Bug 14201 - DFS mount does not pass context option to actual share mounts
Summary: DFS mount does not pass context option to actual share mounts
Status: NEW
Alias: None
Product: CifsVFS
Classification: Unclassified
Component: kernel fs (show other bugs)
Version: 3.x
Hardware: All All
: P5 normal
Target Milestone: ---
Assignee: Steve French
QA Contact: cifs QA contact
URL:
Keywords:
Depends on:
Blocks:
 
Reported: 2019-11-18 15:17 UTC by Patrick Böker
Modified: 2020-07-16 00:12 UTC (History)
2 users (show)

See Also:


Attachments

Note You need to log in before you can comment on or make changes to this bug.
Description Patrick Böker 2019-11-18 15:17:19 UTC
OS: CentOS 8
Kernel: 4.18.0-80.el8.x86_64
cifs-utils: cifs-utils-6.8-2.el8

I try to mount a DFS share with mount.cifs (notice the `context=...` option to set an SELinux label):

    mount.cifs //some/cifs/share /var/mounts/share -o ro,iocharset=utf8,user=[*],password=[*],dir_mode=0555,file_mode=0444,context="system_u:object_r:container_file_t:s0"
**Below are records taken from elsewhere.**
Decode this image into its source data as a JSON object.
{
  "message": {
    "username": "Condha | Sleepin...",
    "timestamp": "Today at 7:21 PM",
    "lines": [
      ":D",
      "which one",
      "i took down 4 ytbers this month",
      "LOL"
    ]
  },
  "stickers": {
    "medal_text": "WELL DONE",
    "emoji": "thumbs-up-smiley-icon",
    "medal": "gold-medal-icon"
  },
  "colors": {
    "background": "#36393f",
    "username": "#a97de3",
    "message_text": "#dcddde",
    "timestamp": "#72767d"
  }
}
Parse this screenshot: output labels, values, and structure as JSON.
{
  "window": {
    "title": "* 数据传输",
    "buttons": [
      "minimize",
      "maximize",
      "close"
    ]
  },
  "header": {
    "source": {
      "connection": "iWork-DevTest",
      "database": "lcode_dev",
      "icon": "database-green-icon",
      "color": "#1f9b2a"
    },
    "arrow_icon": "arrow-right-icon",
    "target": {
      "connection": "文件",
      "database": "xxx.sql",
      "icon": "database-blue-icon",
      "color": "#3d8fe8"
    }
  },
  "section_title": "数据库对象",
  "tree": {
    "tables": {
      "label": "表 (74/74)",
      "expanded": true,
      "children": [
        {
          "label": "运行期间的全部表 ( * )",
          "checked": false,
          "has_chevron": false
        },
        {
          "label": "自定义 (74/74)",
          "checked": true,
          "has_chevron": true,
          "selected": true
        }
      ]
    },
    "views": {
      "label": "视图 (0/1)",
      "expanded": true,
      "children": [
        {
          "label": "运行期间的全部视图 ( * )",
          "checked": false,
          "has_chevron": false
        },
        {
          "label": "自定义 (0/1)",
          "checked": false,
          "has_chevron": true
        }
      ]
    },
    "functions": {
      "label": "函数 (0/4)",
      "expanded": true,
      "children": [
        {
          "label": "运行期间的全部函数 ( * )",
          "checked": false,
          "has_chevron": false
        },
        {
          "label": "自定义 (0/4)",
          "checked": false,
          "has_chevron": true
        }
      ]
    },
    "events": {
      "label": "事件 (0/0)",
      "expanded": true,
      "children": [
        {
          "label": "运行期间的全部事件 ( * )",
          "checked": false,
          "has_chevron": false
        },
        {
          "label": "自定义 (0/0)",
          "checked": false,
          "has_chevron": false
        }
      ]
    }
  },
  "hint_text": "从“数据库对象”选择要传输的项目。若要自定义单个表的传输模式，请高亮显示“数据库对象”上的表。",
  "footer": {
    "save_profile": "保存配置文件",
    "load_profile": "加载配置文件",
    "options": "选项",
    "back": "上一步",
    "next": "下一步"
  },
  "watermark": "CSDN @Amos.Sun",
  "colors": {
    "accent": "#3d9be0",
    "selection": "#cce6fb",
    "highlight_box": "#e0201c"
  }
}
When I do `ls -lZ /var/mounts/share` I get something like:

    drwx--x--x. 2 root root system_u:object_r:container_file_t:s0 0 Nov 14 15:59  Some_folder
    drwx--x--x. 2 root root system_u:object_r:container_file_t:s0 0 Nov 14 15:59  Other_folder
    # ... more folders all having the same label

When I access one of those folders (an actual share) with `ls -lh /var/mounts/share/Other_folder` the SELinux labels change as follows:

    drwx--x--x. 2 root root system_u:object_r:container_file_t:s0 0 Nov 14 15:59  Some_folder
    dr-xr-xr-x. 2 root root system_u:object_r:cifs_t:s0           4.0K Oct 17 12:24  Other_folder

Also when looking at the mount that transparently happened in the background using `mount` the following shows up:

    //some/cifs/share on /var/mounts/share type cifs (ro,relatime,context=system_u:object_r:container_file_t:s0,vers=default,cache=strict,username=[*],domain=,uid=0,noforceuid,gid=0,noforcegid,addr=192.168.1.100,file_mode=0444,dir_mode=0555,soft,nounix,mapposix,rsize=1048576,wsize=1048576,echo_interval=60,actimeo=1)
    //some_actual_share/Other_folder on /var/mounts/share/Other_folder type cifs (ro,relatime,vers=default,cache=strict,username=[*],domain=,uid=0,noforceuid,gid=0,noforcegid,addr=192.168.1.5,file_mode=0444,dir_mode=0555,soft,nounix,serverino,mapposix,rsize=1048576,wsize=1048576,echo_interval=60,actimeo=1)

As can be seen the DFS share (the first line) has the `context=` option set, but the automatically mounted real share (the second line) misses that option.

I think this is broken behavior and the `context=` option should be forwarded so the specified SELinux labels are correctly set on DFS shares.


In my concrete case this wrong labeling prevents access to that share from containers. My current workaround is lifting the SELinux restrictions by passing `--security-opt label=disable` to podman / docker.